There is little doubt that hosts like Gregory, Wallace and their ilk are reading questions and documents from memos provided by the White House and the national security apparatus.
But attempts by these “journalists” and their military and government guests to sway international public opinion against Edward Snowden are falling short.
Despite ubiquitous condemnations from the media and the entire political establishment, a Time magazine poll found that 54 percent of Americans believe that Snowden did a “good thing” by releasing information about the government surveillance plans, opposed to a mere 30 percent who said the information leak was a “bad thing.”
A poll conducted by British pollster Opinium/Observer found even wider support amongst the population of Great Britain. Forty-three percent of Britons believed that Snowden is “brave and should be heard, not prosecuted.” Only 23 percent disagreed.
Support for Snowden is strongest in Hong Kong. Nearly 50 percent of respondents to a South China Morning Post poll said they oppose or strongly oppose Snowden’s extradition to the United States, with approximately one in six saying they support extradition.
Of additional significance were comments made Sunday morning by author and New York Times columnist James Risen on “Meet the Press.” His comments denote the true purpose behind the Obama administration’s domestic surveillance programs.

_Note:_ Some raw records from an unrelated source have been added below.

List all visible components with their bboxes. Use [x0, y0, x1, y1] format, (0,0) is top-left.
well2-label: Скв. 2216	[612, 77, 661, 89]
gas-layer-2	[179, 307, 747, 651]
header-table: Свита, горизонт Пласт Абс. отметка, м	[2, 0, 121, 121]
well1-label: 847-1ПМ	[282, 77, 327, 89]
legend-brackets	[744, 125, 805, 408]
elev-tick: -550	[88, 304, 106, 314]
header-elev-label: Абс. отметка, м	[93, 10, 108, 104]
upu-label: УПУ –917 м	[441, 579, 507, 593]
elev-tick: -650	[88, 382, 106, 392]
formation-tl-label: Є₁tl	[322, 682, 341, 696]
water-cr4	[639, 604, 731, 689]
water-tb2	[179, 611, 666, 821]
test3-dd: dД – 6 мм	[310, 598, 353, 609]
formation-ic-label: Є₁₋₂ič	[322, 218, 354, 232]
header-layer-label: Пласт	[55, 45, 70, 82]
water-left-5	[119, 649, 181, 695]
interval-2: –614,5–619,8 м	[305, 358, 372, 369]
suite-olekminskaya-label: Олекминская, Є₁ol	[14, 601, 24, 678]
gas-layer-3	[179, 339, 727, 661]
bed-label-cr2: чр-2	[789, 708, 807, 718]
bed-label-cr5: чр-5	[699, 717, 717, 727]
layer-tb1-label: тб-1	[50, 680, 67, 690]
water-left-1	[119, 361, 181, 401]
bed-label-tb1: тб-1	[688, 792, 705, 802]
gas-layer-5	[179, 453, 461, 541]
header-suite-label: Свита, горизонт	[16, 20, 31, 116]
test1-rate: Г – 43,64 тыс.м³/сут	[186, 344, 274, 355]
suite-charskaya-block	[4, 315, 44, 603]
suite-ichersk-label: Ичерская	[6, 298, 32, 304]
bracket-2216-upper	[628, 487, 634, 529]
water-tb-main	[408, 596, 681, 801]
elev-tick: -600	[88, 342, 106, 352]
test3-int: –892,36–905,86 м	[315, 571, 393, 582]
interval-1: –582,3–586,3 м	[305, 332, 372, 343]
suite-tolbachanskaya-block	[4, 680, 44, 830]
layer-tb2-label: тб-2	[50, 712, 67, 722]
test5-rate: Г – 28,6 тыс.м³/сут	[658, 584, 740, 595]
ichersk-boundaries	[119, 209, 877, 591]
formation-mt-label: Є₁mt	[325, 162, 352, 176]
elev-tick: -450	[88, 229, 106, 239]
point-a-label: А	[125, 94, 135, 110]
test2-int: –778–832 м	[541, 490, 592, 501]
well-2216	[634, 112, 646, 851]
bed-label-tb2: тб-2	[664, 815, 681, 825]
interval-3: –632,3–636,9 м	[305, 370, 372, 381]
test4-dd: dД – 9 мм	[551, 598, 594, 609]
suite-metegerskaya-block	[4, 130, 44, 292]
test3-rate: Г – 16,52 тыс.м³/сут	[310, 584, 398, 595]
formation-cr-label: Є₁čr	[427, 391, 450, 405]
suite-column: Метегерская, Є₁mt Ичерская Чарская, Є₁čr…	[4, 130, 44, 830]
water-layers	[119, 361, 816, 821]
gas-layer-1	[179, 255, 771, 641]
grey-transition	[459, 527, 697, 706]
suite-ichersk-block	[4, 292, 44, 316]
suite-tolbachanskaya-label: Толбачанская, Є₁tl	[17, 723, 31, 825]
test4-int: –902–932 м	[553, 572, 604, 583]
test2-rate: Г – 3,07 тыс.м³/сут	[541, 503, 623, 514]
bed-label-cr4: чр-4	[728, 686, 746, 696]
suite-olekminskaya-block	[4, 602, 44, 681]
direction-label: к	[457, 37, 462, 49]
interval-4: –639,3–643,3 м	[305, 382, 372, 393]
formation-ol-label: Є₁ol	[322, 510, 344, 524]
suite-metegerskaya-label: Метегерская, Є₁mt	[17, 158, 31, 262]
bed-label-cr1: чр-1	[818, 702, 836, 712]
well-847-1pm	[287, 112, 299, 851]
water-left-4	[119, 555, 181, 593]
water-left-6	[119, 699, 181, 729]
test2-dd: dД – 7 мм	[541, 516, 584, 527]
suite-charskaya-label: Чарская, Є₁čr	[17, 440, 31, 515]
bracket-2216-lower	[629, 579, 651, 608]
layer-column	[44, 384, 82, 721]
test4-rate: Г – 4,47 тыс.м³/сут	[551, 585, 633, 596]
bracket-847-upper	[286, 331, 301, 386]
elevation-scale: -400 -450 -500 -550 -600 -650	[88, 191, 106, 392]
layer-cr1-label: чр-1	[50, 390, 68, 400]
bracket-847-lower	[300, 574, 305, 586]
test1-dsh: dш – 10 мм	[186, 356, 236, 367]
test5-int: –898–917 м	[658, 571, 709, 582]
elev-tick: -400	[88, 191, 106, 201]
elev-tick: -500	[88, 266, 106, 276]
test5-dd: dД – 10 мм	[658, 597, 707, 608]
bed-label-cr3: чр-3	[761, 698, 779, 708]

“You’ve created something that never existed in American history before, and that is a surveillance state,” Risen said. “The infrastructure, basically using software technology and data mining and eavesdropping, very sophisticated technology, to create an infrastructure that a police state would love, and that is what really should concern Americans, because we haven’t had a full national debate about the creation of a massive surveillance state and surveillance infrastructure, that if we had some radical change in our politics, could lead to a police state ” (emphasis added).
The comment was passed over by program host Gregory and the other roundtable guests, but its meaning is clear: the ruling class is preparing the foundations of a police state in anticipation of widespread opposition to the attack on the living conditions of the working class.
The target of the PRISM, telephone metadata and other unknown surveillance programs is not Al Qaeda, which will soon begin receiving weapons from the CIA in Syria. Rather, the principal objects of surveillance are workers and youth, whose hostility to imperialist wars and social counterrevolution makes them a threat to the privileges of the ruling class.